Mais nous devons à présent tourner notre attention vers l'Evangile qui rapporte la guérison d'un sourd-muet par Jésus. Là aussi, nous rencontrons à nouveau les deux aspects de l'unique thème. Jésus se consacre aux personnes qui souffrent, à celles qui sont exclues de la société. Il les guérit, et, leur ouvrant ainsi la possibilité de vivre et de décider ensemble, il les introduit dans l'égalité et la fraternité. Cela nous concerne évidemment tous: Jésus nous indique à tous la direction de nos actions, la façon dont nous devons agir. Tout cela, cependant, revêt également une autre dimension, que les Pères de l'Eglise ont mise en lumière de façon particulière, et qui nous concerne également aujourd'hui de façon spéciale. Les Pères parlent des hommes et pour les hommes de leur temps. Mais ce qu'ils disent nous concerne d'une façon nouvelle, également nous, hommes modernes. Il n'existe pas seulement la surdité physique, qui isole l'homme en grande partie de la vie sociale. Il existe également un affaiblissement de la capacité auditive à l'égard de Dieu, dont nous souffrons particulièrement à notre époque. Tout simplement, nous n'arrivons plus à l'entendre - trop de fréquences différentes parasitent nos oreilles. Ce que l'on dit de Lui nous semble préscientifique, et ne semble plus adapté à notre temps. Avec l'affaiblissement de la capacité auditive ou même la surdité à l'égard de Dieu, nous perdons naturellement également notre capacité de parler avec Lui ou à Lui. De cette façon, toutefois, nous perdons une perception décisive. Nos sens intérieurs courent le danger de s'éteindre. Avec la disparition de cette perception, l'étendue de notre rapport avec la réalité en général est également limitée de façon drastique et dangereuse. L'horizon de notre vie se réduit de façon préoccupante.

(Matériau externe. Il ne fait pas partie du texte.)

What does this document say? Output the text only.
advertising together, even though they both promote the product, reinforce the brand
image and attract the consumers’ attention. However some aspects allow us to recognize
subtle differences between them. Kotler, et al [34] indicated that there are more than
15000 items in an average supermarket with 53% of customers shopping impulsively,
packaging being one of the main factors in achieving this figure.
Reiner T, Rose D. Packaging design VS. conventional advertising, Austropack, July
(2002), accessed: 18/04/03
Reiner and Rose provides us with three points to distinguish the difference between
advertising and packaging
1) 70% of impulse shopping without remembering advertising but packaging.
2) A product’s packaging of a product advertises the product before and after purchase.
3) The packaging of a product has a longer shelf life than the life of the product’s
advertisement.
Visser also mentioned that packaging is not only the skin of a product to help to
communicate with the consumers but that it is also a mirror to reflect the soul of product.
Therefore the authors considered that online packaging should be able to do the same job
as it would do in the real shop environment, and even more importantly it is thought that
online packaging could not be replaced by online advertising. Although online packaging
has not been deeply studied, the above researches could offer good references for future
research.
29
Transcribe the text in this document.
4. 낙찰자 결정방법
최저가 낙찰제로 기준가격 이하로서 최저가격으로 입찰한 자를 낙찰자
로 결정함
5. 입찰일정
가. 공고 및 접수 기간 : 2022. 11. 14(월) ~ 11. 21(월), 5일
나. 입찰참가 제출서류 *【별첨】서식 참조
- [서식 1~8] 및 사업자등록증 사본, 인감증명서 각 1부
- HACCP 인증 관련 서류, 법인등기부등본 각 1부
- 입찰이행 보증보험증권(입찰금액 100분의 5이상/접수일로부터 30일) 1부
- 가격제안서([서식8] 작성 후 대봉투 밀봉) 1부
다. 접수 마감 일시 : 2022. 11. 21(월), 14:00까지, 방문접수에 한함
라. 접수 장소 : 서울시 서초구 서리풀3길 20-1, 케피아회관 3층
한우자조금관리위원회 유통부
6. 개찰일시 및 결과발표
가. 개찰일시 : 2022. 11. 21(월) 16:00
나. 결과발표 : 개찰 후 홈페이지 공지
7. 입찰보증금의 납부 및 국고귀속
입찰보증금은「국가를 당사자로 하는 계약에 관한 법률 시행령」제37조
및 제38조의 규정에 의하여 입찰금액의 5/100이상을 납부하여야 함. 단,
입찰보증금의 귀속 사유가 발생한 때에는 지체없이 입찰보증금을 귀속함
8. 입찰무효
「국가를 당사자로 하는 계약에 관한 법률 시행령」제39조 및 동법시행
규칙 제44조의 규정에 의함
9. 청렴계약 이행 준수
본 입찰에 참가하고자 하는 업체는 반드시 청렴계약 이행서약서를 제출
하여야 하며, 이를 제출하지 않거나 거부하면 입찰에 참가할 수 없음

L'Evangile nous raconte que Jésus posa les doigts dans les oreilles du sourd-muet, il mit un peu de sa salive sur la langue du malade, et dit: "Effatà" - "Ouvre-toi!". L'évangéliste a conservé pour nous la parole araméenne originale que Jésus prononça alors, nous ramenant ainsi directement à ce moment. Ce qui y est raconté est une chose unique, et toutefois, n'appartient pas à un passé lointain: Jésus réalise la même chose de façon nouvelle et répétée aujourd'hui aussi. Dans notre Baptême, Il a réalisé sur nous ce geste du toucher et a dit: "Effatà" - "Ouvre-toi!" pour nous rendre capables d'entendre Dieu et pour nous redonner ainsi la possibilité de Lui parler. Mais cet événement, le Sacrement du Baptême, ne possède rien de magique. Le Baptême ouvre un chemin. Il nous introduit dans la communauté de ceux qui sont capables d'écouter et de parler; il nous introduit dans la communion avec Jésus lui-même qui, lui seul, a vu Dieu et a donc pu parler de Lui (cf. Jn 1,18): à travers la foi, Jésus veut partager avec nous sa vision de Dieu, son écoute du Père et son dialogue avec Lui. Le chemin du baptisé doit devenir un processus de développement progressif, dans lequel nous mûrissons dans la vie de communion avec Dieu, parvenant ainsi également à avoir un regard différent sur l'homme et sur la création.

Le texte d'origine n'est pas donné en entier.